There are three paradigms in ML namely Supervised Learning (SL), Unsupervised Learning (UL) and Reinforcement Learning (RL). The two paradigms of SL & UL involves perception, classification, regression, and clustering – and makes decisions whereas RL goes beyond them but utilizes the supervised and unsupervised ML methods in doing so. Therefore, RL is a distinct yet closely related field to SL and UL
Supervised learning
SL is about learning a mathematical function that maps a set of inputs to the corresponding outputs/labels as accurately as possible. The idea is that we don’t know the dynamics of the process that generates the output, but we try to figure it out using the data coming out of it.
For example:
- An image recognition model that classifies the objects on the camera of a self-driving car as a pedestrian, stop sign, truck, and so on
- A forecasting model that predicts the customer demand of a product for a particular holiday season using past sales data
It is extremely difficult to come up with the precise rules to visually differentiate objects, or what factors lead to customers demanding a product. Therefore, SL models infer them from labeled data.
Key points about how it works:
- During training, models learn from ground truth labels/output provided by a supervisor (which could be a human expert or a process).
- During inference, models make predictions about what the output might be given the input.
- Models use function approximators to represent the dynamics of the processes that generate the outputs.
Unsupervised learning
UL algorithms identify patterns in data that were previously unknown. When using these models, we might have an idea of what to expect as a result, but we don’t supply the models with labels.
For example:
- Identifying homogenous segments on an image provided by the camera of a self-driving car. The model is likely to separate the sky, road, buildings, and so on based on the textures on the image.
- Clustering weekly sales data into three groups based on sales volume. The output is likely to be weeks with low, medium, and high sales volumes.
As you can tell, this is quite different from how SL works, namely in the following ways:
- UL models don’t know what the ground truth is, and there is no label to map the input to. They just identify the different patterns in the data. Even after doing so, for example, the model would not be aware that it separated the sky from the road, or a holiday week from a regular week
- During inference, the model would cluster the input into one of the groups it had identified, again, without knowing what that group represents
- Function approximators, such as neural networks, are used in some UL algorithms, but not always
Reinforcement learning
RL is a framework to learn how to make decisions under uncertainty to maximize a long-term benefit through trial and error. These decisions are made sequentially, and earlier decisions affect the situations and benefits that will be encountered later. This separates RL from both SL and UL, which don’t involve any decision-making.
For example:
- For a self-driving car, given the types and positions of all the objects on the camera, and the edges of the lanes on the road, the model might learn how to steer the wheel and what the speed of the car should be to pass the car ahead safely and as quickly as possible
- Given the historical sales numbers for a product and the time it takes to bring the inventory from the supplier to the store, the model might learn when and how many units to order from the supplier so that seasonal customer demand is satisfied with high likelihood, while the inventory and transportation costs are minimized.
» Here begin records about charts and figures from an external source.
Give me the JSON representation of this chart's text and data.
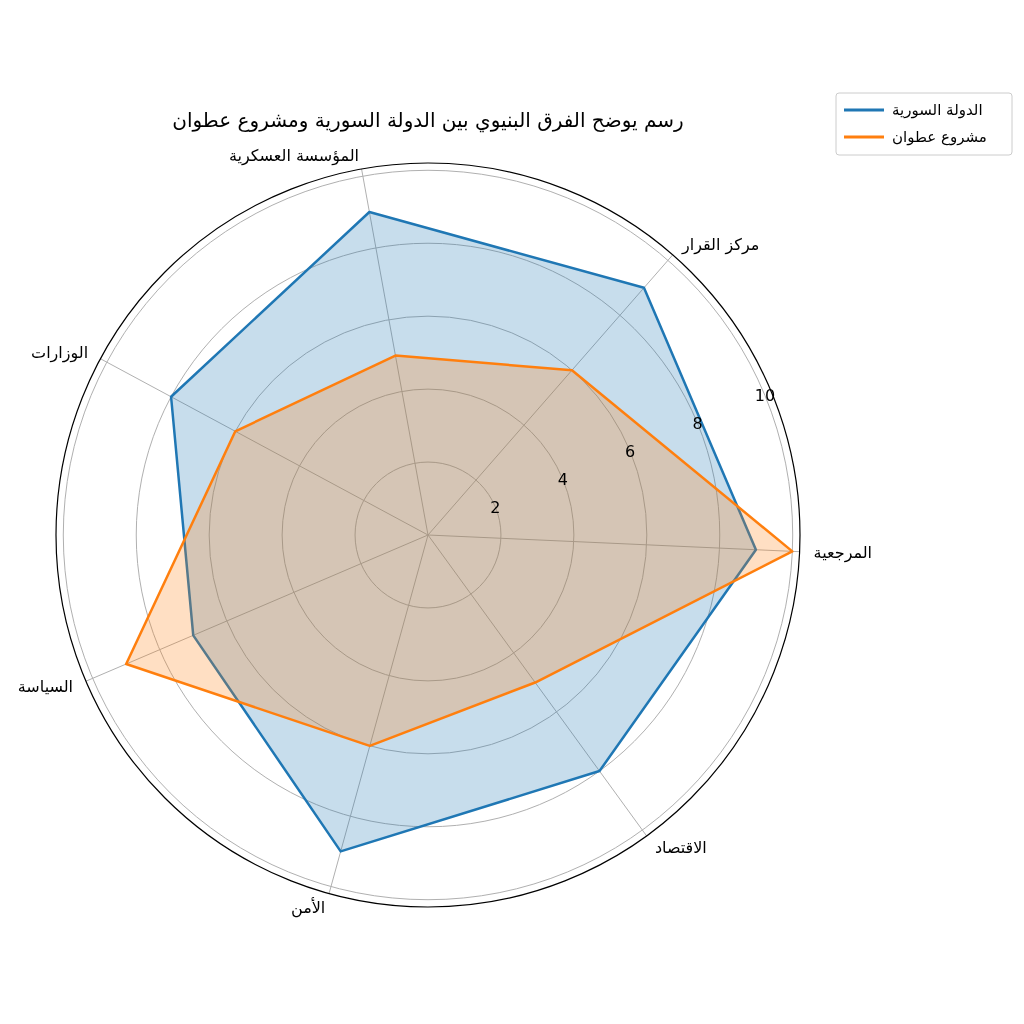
{
  "chart_data": {
    "type": "radar",
    "title": "رسم يوضح الفرق البنيوي بين الدولة السورية ومشروع عطوان",
    "categories": [
      "المؤسسة العسكرية",
      "مركز القرار",
      "المرجعية",
      "الاقتصاد",
      "الأمن",
      "السياسة",
      "الوزارات"
    ],
    "series": [
      {
        "name": "الدولة السورية",
        "color": "#1f77b4",
        "values": [
          9,
          9,
          9,
          8,
          9,
          7,
          8
        ]
      },
      {
        "name": "مشروع عطوان",
        "color": "#ff7f0e",
        "values": [
          5,
          6,
          10,
          5,
          6,
          9,
          6
        ]
      }
    ],
    "ylim": [
      0,
      10.2
    ],
    "yticks": [
      2,
      4,
      6,
      8,
      10
    ],
    "grid": true,
    "legend": "top right",
    "marker": "none",
    "line_style": "solid"
  }
}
As you will have noticed, the tasks that RL is trying to accomplish are of a different nature
and more complex than those simply addressed by SL and UL alone. Let’s elaborate on
how RL is different:
- The output of an RL model is a decision given the situation, not a prediction or clustering.
- There are no ground-truth decisions provided by a supervisor that tell the model what the ideal decisions are in different situations. Instead, the model learns the best decisions from the feedback from its own experience and the decisions it made in the past. For example, through trial and error, an RL model would learn that speeding too much while passing a car may lead to accidents, and ordering too much inventory before holidays will cause excess inventory later.
- RL models often use outputs of SL models as inputs to make decisions. For example, the output of an image recognition model in a self-driving car could be used to make driving decisions. Similarly, the output of a forecasting model is often used as input to an RL model that makes inventory replenishment decisions.
- Even in the absence of such input from an auxiliary model, RL models, either implicitly or explicitly, predict what situations its decisions will lead to in the future
- RL utilizes many methods developed for SL and UL, such as various types of neural networks as function approximators.
Reinforcement Learning is Humane
Think of a toddler learning how to construct a tower out of toy blocks. Typically, the child is happier when the tower is higher. Every increment in height is success and collapse is a failure.
They quickly figure out that the closer the next block is to the center of the one beneath, the more stable the tower is. This is reinforced when a block that is placed too close to the edge more readily topples.
With practice, they manage to stack several blocks on top of each other. They realize how they stack the earlier blocks, creates a foundation that determines how tall of a tower they
can build. Thus, they learn.
Of course, the toddler did not learn these architectural principles from a blueprint. They learned from the commonalities in their failure and success. The increasing height of the tower or its collapse provided a feedback signal upon which they refined their strategy accordingly. Learning from experience, rather than a blueprint, is at the center of RL.
Just as the toddler discovers which block positions lead to taller towers, an RL agent identifies the actions with the highest long-term rewards through trial and error. This is what makes RL such a profound form of AI; it’s unmistakably human.